FMs should also critically assess the effectiveness of their ventilation, filtration and monitoring systems to prepare for guiding against similar pandemics in the future. For this purpose, an in-house IAQ management plan should be established, based on which the performance of facilities such as ventilation systems, air purifiers, and air quality sensors should be comprehensively assessed. Correspondingly, an appropriate operation and maintenance plan should also be formulated to ensure the ongoing and long-term performance of the facilities.
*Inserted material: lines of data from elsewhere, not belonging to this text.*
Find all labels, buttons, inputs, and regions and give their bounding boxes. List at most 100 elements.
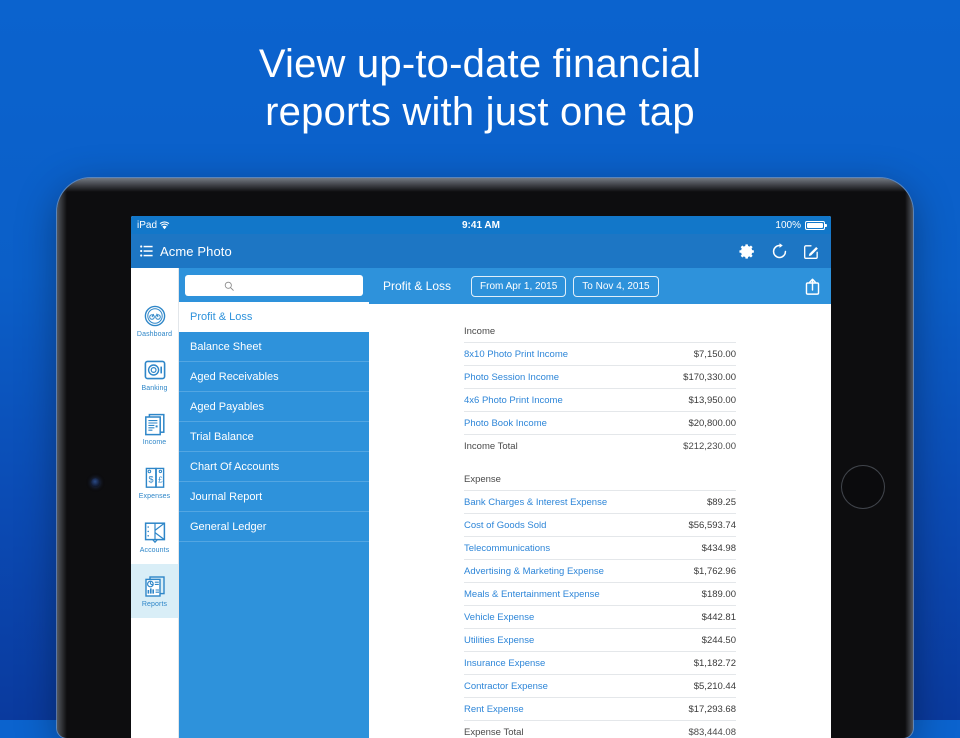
row-label[interactable]: Insurance Expense xyxy=(464,658,545,669)
table-row[interactable]: Insurance Expense $1,182.72 xyxy=(464,651,736,674)
search-container xyxy=(179,275,369,302)
report-list-item-journal-report[interactable]: Journal Report xyxy=(179,482,369,512)
status-bar-time: 9:41 AM xyxy=(462,219,500,231)
section-heading-expense: Expense xyxy=(464,474,501,485)
app-navigation-bar: Acme Photo xyxy=(131,234,831,268)
table-row-total-expense: Expense Total $83,444.08 xyxy=(464,720,736,738)
row-amount: $434.98 xyxy=(701,542,736,554)
sidebar-item-dashboard[interactable]: Dashboard xyxy=(131,294,178,348)
report-list-item-general-ledger[interactable]: General Ledger xyxy=(179,512,369,542)
svg-text:£: £ xyxy=(158,475,163,484)
report-list-label: Profit & Loss xyxy=(190,310,253,323)
sidebar-item-reports[interactable]: Reports xyxy=(131,564,178,618)
table-row[interactable]: Contractor Expense $5,210.44 xyxy=(464,674,736,697)
table-row[interactable]: Vehicle Expense $442.81 xyxy=(464,605,736,628)
navbar-left: Acme Photo xyxy=(140,244,232,259)
navbar-actions xyxy=(739,242,820,260)
page-title: View up-to-date financial reports with j… xyxy=(0,40,960,136)
row-label[interactable]: Meals & Entertainment Expense xyxy=(464,589,600,600)
date-to-button[interactable]: To Nov 4, 2015 xyxy=(573,275,659,297)
sidebar-item-accounts[interactable]: Accounts xyxy=(131,510,178,564)
report-list-item-profit-and-loss[interactable]: Profit & Loss xyxy=(179,302,369,332)
table-row[interactable]: Advertising & Marketing Expense $1,762.9… xyxy=(464,559,736,582)
row-label[interactable]: Cost of Goods Sold xyxy=(464,520,546,531)
sidebar-item-expenses[interactable]: $ £ Expenses xyxy=(131,456,178,510)
sidebar-label-banking: Banking xyxy=(141,384,168,392)
row-amount: $170,330.00 xyxy=(683,371,736,383)
row-label[interactable]: Rent Expense xyxy=(464,704,524,715)
sidebar-label-accounts: Accounts xyxy=(139,546,170,554)
refresh-icon[interactable] xyxy=(771,242,788,260)
report-list-item-trial-balance[interactable]: Trial Balance xyxy=(179,422,369,452)
list-menu-icon[interactable] xyxy=(140,245,153,257)
compose-icon[interactable] xyxy=(803,243,820,260)
report-toolbar: Profit & Loss From Apr 1, 2015 To Nov 4,… xyxy=(369,268,831,304)
row-amount: $212,230.00 xyxy=(683,440,736,452)
row-label[interactable]: 8x10 Photo Print Income xyxy=(464,349,568,360)
date-from-button[interactable]: From Apr 1, 2015 xyxy=(471,275,567,297)
row-amount: $13,950.00 xyxy=(688,394,736,406)
app-title: Acme Photo xyxy=(160,243,232,259)
sidebar-label-income: Income xyxy=(142,438,167,446)
row-label[interactable]: Contractor Expense xyxy=(464,681,548,692)
report-list-label: Aged Payables xyxy=(190,400,264,413)
home-button[interactable] xyxy=(841,465,885,509)
report-content: Profit & Loss From Apr 1, 2015 To Nov 4,… xyxy=(369,268,831,738)
report-list-item-chart-of-accounts[interactable]: Chart Of Accounts xyxy=(179,452,369,482)
table-row[interactable]: Rent Expense $17,293.68 xyxy=(464,697,736,720)
report-table: Income 8x10 Photo Print Income $7,150.00… xyxy=(464,326,736,738)
front-camera-icon xyxy=(91,478,100,487)
binder-icon xyxy=(144,521,165,543)
row-label[interactable]: Photo Session Income xyxy=(464,372,559,383)
report-chart-icon xyxy=(144,575,165,597)
app-body: Dashboard Banking Income $ £ Expenses Ac… xyxy=(131,268,831,738)
table-row[interactable]: Photo Session Income $170,330.00 xyxy=(464,365,736,388)
table-row[interactable]: Utilities Expense $244.50 xyxy=(464,628,736,651)
table-row[interactable]: Bank Charges & Interest Expense $89.25 xyxy=(464,490,736,513)
table-row[interactable]: 8x10 Photo Print Income $7,150.00 xyxy=(464,342,736,365)
row-label[interactable]: Bank Charges & Interest Expense xyxy=(464,497,607,508)
report-list-item-balance-sheet[interactable]: Balance Sheet xyxy=(179,332,369,362)
row-amount: $1,762.96 xyxy=(693,565,736,577)
sidebar-label-expenses: Expenses xyxy=(138,492,171,500)
row-label[interactable]: Utilities Expense xyxy=(464,635,534,646)
row-label[interactable]: Vehicle Expense xyxy=(464,612,534,623)
row-label[interactable]: 4x6 Photo Print Income xyxy=(464,395,563,406)
status-bar-right: 100% xyxy=(775,219,827,231)
share-icon[interactable] xyxy=(803,277,822,296)
battery-percent-label: 100% xyxy=(775,219,801,231)
row-label[interactable]: Advertising & Marketing Expense xyxy=(464,566,604,577)
report-list-panel: Profit & Loss Balance Sheet Aged Receiva… xyxy=(179,268,369,738)
table-row[interactable]: Telecommunications $434.98 xyxy=(464,536,736,559)
table-row[interactable]: Meals & Entertainment Expense $189.00 xyxy=(464,582,736,605)
report-title: Profit & Loss xyxy=(383,279,452,293)
table-row[interactable]: Cost of Goods Sold $56,593.74 xyxy=(464,513,736,536)
price-tags-icon: $ £ xyxy=(145,467,164,488)
gauge-icon xyxy=(144,305,165,326)
search-input[interactable] xyxy=(234,280,324,291)
report-list-item-aged-payables[interactable]: Aged Payables xyxy=(179,392,369,422)
vault-icon xyxy=(144,360,165,379)
svg-text:$: $ xyxy=(148,474,153,484)
sidebar-item-banking[interactable]: Banking xyxy=(131,348,178,402)
row-label[interactable]: Telecommunications xyxy=(464,543,550,554)
ipad-device-frame: iPad 9:41 AM 100% Acme Photo Dashboard B… xyxy=(57,178,913,738)
report-list-item-aged-receivables[interactable]: Aged Receivables xyxy=(179,362,369,392)
table-row-total-income: Income Total $212,230.00 xyxy=(464,434,736,457)
report-list-label: Journal Report xyxy=(190,490,263,503)
report-scroll-area[interactable]: Income 8x10 Photo Print Income $7,150.00… xyxy=(369,304,831,738)
table-row[interactable]: 4x6 Photo Print Income $13,950.00 xyxy=(464,388,736,411)
documents-icon xyxy=(144,413,165,435)
section-heading-income: Income xyxy=(464,326,496,337)
report-list-label: Chart Of Accounts xyxy=(190,460,280,473)
row-amount: $189.00 xyxy=(701,588,736,600)
report-list-label: General Ledger xyxy=(190,520,267,533)
table-row[interactable]: Photo Book Income $20,800.00 xyxy=(464,411,736,434)
gear-icon[interactable] xyxy=(739,243,756,260)
search-box[interactable] xyxy=(185,275,363,296)
row-label[interactable]: Photo Book Income xyxy=(464,418,547,429)
sidebar-item-income[interactable]: Income xyxy=(131,402,178,456)
headline-line-1: View up-to-date financial xyxy=(258,42,702,86)
row-amount: $442.81 xyxy=(701,611,736,623)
With the increasing availability of smart systems in this Industry 4.0 era, FMs may also consider utilizing advanced sensing or wireless technologies, such as laser sensing for PM_1.0, electrochemical sensing for TVOC and the Internet of Things, to upgrade their existing facilities and monitor more closely the IAQ in their buildings, so as to meet or even surpass the recommended minimum levels of the current IAQ standards or guidelines.